During his visit, Geithner plans to discuss reforms to international financial institutions, bilateral cooperation in coping with the financial crisis and preparing for the S&ED.
"China and the US, in many ways, have been the most aggressive and comprehensive in putting in place the programs to help and respond to the global financial and economic crisis," Geithner said.
"On the global level, we should work for a more balanced and sustainable recovery."
He urged growth in domestic demand in countries including China and said the US needs to encourage more saving and less dependence on consumption.
As for the reforms to the international monetary system, he said the two countries want to build a better framework for cooperation to build stronger, effective, legitimate and responsive international financial institutions.
"In that context, we will be discussing China's role in the international institutions," Geithner said.
He added that both China and the US have common interest in ensuring that the international financial system functions well.

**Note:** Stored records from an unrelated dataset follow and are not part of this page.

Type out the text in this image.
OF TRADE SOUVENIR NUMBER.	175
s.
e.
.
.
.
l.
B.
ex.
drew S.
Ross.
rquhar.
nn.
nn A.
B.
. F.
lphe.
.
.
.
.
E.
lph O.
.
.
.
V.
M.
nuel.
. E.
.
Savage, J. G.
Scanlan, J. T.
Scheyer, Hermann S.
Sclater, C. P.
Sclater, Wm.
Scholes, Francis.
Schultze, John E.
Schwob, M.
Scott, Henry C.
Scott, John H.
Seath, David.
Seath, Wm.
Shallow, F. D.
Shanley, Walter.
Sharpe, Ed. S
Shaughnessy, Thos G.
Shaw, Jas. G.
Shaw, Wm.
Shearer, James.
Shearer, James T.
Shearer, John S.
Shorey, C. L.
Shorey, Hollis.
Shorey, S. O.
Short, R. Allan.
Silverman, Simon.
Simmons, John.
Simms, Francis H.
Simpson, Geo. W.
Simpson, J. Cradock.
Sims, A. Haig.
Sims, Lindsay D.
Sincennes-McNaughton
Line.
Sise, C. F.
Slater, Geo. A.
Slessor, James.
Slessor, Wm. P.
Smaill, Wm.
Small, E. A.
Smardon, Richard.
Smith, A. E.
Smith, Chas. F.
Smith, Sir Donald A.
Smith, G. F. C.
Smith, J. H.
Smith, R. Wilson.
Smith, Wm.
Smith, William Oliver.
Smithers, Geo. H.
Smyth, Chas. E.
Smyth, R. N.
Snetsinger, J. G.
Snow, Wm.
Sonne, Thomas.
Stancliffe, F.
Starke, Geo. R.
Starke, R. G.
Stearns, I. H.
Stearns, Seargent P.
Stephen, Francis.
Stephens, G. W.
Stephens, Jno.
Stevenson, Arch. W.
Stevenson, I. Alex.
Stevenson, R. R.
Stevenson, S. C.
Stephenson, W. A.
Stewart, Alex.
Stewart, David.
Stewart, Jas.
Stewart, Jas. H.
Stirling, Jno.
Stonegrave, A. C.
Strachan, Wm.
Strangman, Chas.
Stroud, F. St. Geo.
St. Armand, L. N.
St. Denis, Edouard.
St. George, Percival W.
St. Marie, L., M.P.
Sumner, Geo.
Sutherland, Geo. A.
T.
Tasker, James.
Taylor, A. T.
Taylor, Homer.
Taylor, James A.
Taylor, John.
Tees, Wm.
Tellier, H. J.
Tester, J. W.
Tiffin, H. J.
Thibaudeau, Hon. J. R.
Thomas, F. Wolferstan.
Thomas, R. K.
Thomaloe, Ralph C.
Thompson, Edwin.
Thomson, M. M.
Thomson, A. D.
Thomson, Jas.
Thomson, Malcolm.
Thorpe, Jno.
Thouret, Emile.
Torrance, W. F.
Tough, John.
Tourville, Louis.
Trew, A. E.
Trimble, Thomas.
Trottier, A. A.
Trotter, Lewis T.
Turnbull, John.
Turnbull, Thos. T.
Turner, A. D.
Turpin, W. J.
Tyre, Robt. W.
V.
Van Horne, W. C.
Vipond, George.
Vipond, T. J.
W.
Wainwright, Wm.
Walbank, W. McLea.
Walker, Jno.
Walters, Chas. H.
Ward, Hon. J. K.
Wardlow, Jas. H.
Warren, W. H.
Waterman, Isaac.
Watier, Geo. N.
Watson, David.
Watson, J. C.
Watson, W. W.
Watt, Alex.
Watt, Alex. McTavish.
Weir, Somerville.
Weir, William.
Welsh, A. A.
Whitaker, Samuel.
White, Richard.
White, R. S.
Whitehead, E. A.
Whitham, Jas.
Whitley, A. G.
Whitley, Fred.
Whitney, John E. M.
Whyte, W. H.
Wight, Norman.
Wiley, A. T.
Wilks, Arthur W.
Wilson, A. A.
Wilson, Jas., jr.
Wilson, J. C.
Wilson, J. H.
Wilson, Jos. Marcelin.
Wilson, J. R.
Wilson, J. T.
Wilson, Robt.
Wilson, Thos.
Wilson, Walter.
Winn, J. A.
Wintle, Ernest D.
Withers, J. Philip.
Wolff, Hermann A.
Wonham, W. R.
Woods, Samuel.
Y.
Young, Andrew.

The US Treasury Secretary said China should have a full seat at the table in the international financial forum - sitting with other major economies for negotiations on financial reforms, as it did 60 years ago when the International Monetary Fund and General Agreement on Tariffs and Trade were built.
The visit will be Geithner's first to China since taking office on Jan 26. He is scheduled to meet with Chinese leaders and give a speech and take questions at Peking University. He said he does not speak Chinese, despite the fact that he studied at Peking University and Beijing Normal University for two summers in 1981 and 1982.
"I am going to update my Chinese counterparts on what is happening in the US, the policies we have already placed and the policies ahead," he added.